Now that we have some better names for our class and functions, we can start working on improving the current code.

class PlaceholderReplacer {
    /**
     * Replaces placeholder strings such as "hello [name]" with
     * the 'name' key/property from an array/object
     * 
     * @param string $string
     * @param array|object ...$data_sources
     * @return string
     */
    public static function replaceWithData($string, ...$data_sources)
    {
        $new_string = preg_replace_callback(
            '/\[([^\]]+)\]/', 
            function ($match) use ($data_sources)
            {
                return self::retrieveMatchValueFromDataSources($match, $data_sources) ?: $match[0];
            },
            $string
        );

        return $new_string;
    }

    /**
     * @param array $match
     * @param array $data_sources
     * @return mixed|null
     */
    private static function retrieveMatchValueFromDataSources(array $match, array $data_sources)
    {
        $key = $match[1];

        foreach ($data_sources as $data_source)
        {
            if (is_object($data_source) && isset($data_source->$key))
            {
                return $data_source->$key;
            }

            if (is_array($data_source) && isset($data_source[$key]))
            {
                return $data_source[$key];
            }
        }

        return NULL;
    }
}

As you can see, I have extracted another private method from your original method. This method is responsible for trying to retrieve a key from any of the given data sources. By splitting up this functionality into a separate function your code becomes more readable and maintainable.

I have also added isset() checks before attempting to retrieve data from the data sources to prevent a NOTICE from being raised.

Readability of class usage

Now compare the use of your class to that of the class above. Assume these variables exist:

$html = "<body><h1> Hello [name]!</h1>";
$data_source = ["name" => "Chuck Norris"];

Now consider

PrintEasy::single($html, $data_source);

versus

echo PlaceholderReplacer::replaceWithData($html, $data_source);

Now you might argue that the functionality of your PrintEasy::single() method could be derived from looking at the $html and $data_source variables and I would somewhat agree. But keep in mind that often you don't directly see the contents of a string like this (think of a piece of text retrieved from a database). This would make it much harder to figure out what PrintEasy::single() is actually doing.

Reusability

Furthermore, without echoing the new string directly in the function but returning it, the functionality has become much more versatile. For example, I could rebuild your class using the new PlaceholderReplacer class:

class PrintEasy {
    function single($html, $data)
    {
        echo PlaceholderReplacer($html, $data);
    }

This example shows that there was some functionality in your class that could be extraced to a class of its own, with a single responsibility (SRP). Now all that is left of the printEasy class is to echo the result of another class. Now that just seems silly, so a dedicated PrintEasy class is no longer needed since we can just use echo outside of the class.

Testing

Another great aspect of returning instead of echoing is that it makes testing your code much easier.

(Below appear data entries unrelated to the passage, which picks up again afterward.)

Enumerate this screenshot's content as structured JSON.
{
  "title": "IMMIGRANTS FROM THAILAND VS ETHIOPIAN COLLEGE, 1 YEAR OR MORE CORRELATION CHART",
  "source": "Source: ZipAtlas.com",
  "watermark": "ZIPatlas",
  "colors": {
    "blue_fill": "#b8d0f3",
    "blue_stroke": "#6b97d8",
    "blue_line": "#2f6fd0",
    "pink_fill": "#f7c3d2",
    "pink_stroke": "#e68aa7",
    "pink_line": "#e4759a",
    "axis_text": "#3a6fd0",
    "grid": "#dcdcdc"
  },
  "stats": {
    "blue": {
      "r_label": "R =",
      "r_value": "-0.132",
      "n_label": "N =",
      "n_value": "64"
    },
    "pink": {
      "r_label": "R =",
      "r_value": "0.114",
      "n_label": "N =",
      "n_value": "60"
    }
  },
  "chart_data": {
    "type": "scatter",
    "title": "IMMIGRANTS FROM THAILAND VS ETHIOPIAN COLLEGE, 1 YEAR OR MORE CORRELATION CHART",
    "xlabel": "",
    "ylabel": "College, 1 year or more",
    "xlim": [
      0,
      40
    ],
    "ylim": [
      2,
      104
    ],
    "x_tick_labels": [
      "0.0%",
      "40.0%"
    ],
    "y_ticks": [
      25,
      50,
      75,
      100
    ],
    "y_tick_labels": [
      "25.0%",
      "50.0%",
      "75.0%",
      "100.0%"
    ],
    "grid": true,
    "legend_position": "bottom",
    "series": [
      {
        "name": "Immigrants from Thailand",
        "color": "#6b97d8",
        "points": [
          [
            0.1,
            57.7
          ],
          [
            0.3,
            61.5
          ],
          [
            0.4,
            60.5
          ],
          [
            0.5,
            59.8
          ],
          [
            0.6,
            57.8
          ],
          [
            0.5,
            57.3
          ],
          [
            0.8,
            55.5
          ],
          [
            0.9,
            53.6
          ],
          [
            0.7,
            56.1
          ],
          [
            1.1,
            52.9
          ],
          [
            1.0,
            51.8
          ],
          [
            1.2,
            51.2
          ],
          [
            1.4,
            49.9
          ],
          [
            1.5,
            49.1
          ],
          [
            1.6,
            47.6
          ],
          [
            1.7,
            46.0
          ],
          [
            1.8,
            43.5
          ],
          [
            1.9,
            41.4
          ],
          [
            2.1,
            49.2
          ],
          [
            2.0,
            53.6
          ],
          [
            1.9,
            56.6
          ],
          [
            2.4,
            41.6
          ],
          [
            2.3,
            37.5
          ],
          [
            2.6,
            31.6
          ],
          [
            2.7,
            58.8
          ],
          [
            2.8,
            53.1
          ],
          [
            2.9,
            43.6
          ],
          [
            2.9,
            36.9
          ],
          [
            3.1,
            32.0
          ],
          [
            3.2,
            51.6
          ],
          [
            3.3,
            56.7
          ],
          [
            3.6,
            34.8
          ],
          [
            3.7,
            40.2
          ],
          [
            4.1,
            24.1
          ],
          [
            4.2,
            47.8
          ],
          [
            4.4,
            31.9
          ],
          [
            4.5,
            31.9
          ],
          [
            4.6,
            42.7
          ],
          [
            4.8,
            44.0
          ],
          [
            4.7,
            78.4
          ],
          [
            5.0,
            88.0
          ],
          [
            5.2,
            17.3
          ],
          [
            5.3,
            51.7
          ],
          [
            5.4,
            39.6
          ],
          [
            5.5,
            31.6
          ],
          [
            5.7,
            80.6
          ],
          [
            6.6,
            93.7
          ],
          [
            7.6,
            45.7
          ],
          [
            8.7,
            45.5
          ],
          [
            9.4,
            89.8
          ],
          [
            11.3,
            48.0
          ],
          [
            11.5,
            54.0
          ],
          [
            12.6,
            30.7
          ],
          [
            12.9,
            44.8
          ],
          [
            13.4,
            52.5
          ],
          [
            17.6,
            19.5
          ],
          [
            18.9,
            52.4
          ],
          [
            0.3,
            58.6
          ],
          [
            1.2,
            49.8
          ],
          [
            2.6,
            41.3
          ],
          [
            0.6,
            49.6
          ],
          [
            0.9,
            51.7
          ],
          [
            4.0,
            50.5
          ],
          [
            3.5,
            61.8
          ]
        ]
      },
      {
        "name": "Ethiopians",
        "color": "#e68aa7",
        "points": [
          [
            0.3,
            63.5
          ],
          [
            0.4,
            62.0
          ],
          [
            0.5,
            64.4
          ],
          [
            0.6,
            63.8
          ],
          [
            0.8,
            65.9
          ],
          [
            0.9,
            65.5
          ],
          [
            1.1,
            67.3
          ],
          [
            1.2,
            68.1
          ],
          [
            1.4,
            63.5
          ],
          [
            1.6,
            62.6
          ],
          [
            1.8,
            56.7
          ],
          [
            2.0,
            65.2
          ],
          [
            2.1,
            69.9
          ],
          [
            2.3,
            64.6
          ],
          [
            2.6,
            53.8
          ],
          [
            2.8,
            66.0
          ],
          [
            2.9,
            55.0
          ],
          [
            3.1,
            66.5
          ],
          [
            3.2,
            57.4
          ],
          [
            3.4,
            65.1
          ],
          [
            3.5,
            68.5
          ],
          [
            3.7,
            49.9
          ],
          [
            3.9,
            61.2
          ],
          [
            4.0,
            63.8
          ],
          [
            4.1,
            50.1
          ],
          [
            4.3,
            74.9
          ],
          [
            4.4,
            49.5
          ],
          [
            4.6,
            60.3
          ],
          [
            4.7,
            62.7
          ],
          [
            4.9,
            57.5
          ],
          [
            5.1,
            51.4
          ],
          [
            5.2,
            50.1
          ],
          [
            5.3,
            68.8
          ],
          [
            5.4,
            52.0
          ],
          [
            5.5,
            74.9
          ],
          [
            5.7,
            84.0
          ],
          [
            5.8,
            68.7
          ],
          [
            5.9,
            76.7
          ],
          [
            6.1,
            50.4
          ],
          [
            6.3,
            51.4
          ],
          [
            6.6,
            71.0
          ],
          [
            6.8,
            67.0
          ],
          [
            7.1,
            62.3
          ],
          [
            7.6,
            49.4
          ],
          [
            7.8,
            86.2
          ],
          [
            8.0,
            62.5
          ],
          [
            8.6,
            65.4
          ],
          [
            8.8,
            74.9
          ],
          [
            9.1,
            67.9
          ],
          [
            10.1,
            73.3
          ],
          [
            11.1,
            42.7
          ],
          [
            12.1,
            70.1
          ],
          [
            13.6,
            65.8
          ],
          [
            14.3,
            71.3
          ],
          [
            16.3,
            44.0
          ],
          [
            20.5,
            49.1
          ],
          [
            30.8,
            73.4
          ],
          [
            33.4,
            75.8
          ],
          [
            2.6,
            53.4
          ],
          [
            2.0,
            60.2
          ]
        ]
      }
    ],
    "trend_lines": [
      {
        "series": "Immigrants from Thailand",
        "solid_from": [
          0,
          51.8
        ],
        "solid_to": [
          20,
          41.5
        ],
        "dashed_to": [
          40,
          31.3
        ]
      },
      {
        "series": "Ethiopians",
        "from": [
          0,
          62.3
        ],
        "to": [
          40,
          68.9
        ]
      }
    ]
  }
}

Consider the following test:

class PlaceholderReplacerTest {
    testSimpleExample() {
        $html = "<body><h1> Hello [name]!</h1>";
        $data_source = ["name" => "Chuck Norris"];

        $new_html = PlaceholderReplacer::replaceWithData($html, $data_source);
        $this->assertEquals("<body><h1> Hello Chuch Norris!</h1>", $new_html);
    }
}

Your class did not return anything, but echos it directly, making it harder to test. (Not impossible however, since you could use ob_start() and ob_get_clean() to buffer the output and get the return value, but that is generally not something you want to be working with when testing other functionality).